A study has shown that exceptions to popular proverbs, laws of physics, rules of thumb, common knowledge, sensible notions, and given assumptions are becoming more and more the norm.  Geometry is shifting.  Angles, never before provably trisected, now regularly fall into neat triplet piles.  Shelter is losing its place in the hierarchy of needs.  Soon, it will be forgotten entirely. 

It appears to knowledgeable observers that knowledgeable observation is becoming a lost art, akin to alchemy and divination by gut of pigeon and pig. There are suspected reserves, not measurable, of container ships laden with butterflies who are waiting to change the world’s climate.  If there are ghosts, they wear visors and lean deep into ledgers with our very dimensionality at their calculating mercy.  Nymphs, fauns, and revenant Pan himself establish Websites and collect scores of followers, who fondle tokens of their avatars while staring at doorknobs, thinking of the potential for rattling entry in the dark.

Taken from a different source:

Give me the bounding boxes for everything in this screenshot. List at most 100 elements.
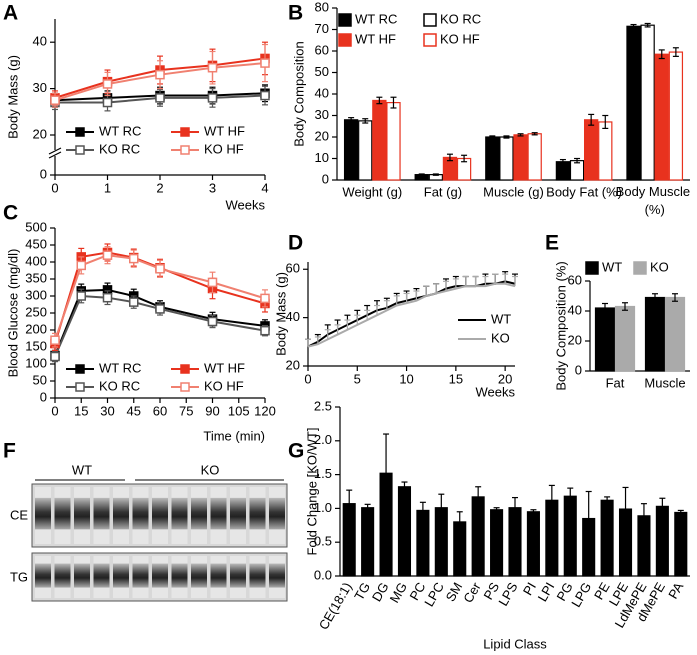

My love, this world is slipping away into an immeasurable mystery.  Nothing we have known to be true is certain.   We should sleep with our eyes open now, scanning the dark for signals.  And then, when we think we have seen enough, it will be up to us how we choose to live.  What we choose to measure.  What we count on.  How we refine and define the terms.

So if a butterfly comes close, hold your breath.  If a god possesses you, count rapidly to one hundred seventeen.  If the door rattles in the night, we’ll cast a cold eye on it, pass through the walls, and escape, carrying nothing with us.  Not even the meaning of love, or of home.  We will come back for them later, or make new ones while holding up our thumbs to plead for rides to new places.

Our thumbs — once the measure of punishment, as the story goes — will become our transport. We will have to depend on each other to carry each other.

Eventually, we’ll forget the old origin of the term and say: a “rule of thumb” measures the distance you were carried before you decided you could live where and how you are living right now, and is only fixed until the next departure.

And then we’ll say: Love is the vector of human travel.  We’ll say: Home is the fare humans paid for the transport. 

And when we say human, what we will see is aluminum pie plates — when full, flaky and soft centered; when empty, easily flung into flight, shining as they fly.

We polish off the last of the dessert, and leave the clean up for tomorrow as we hurry off to bed.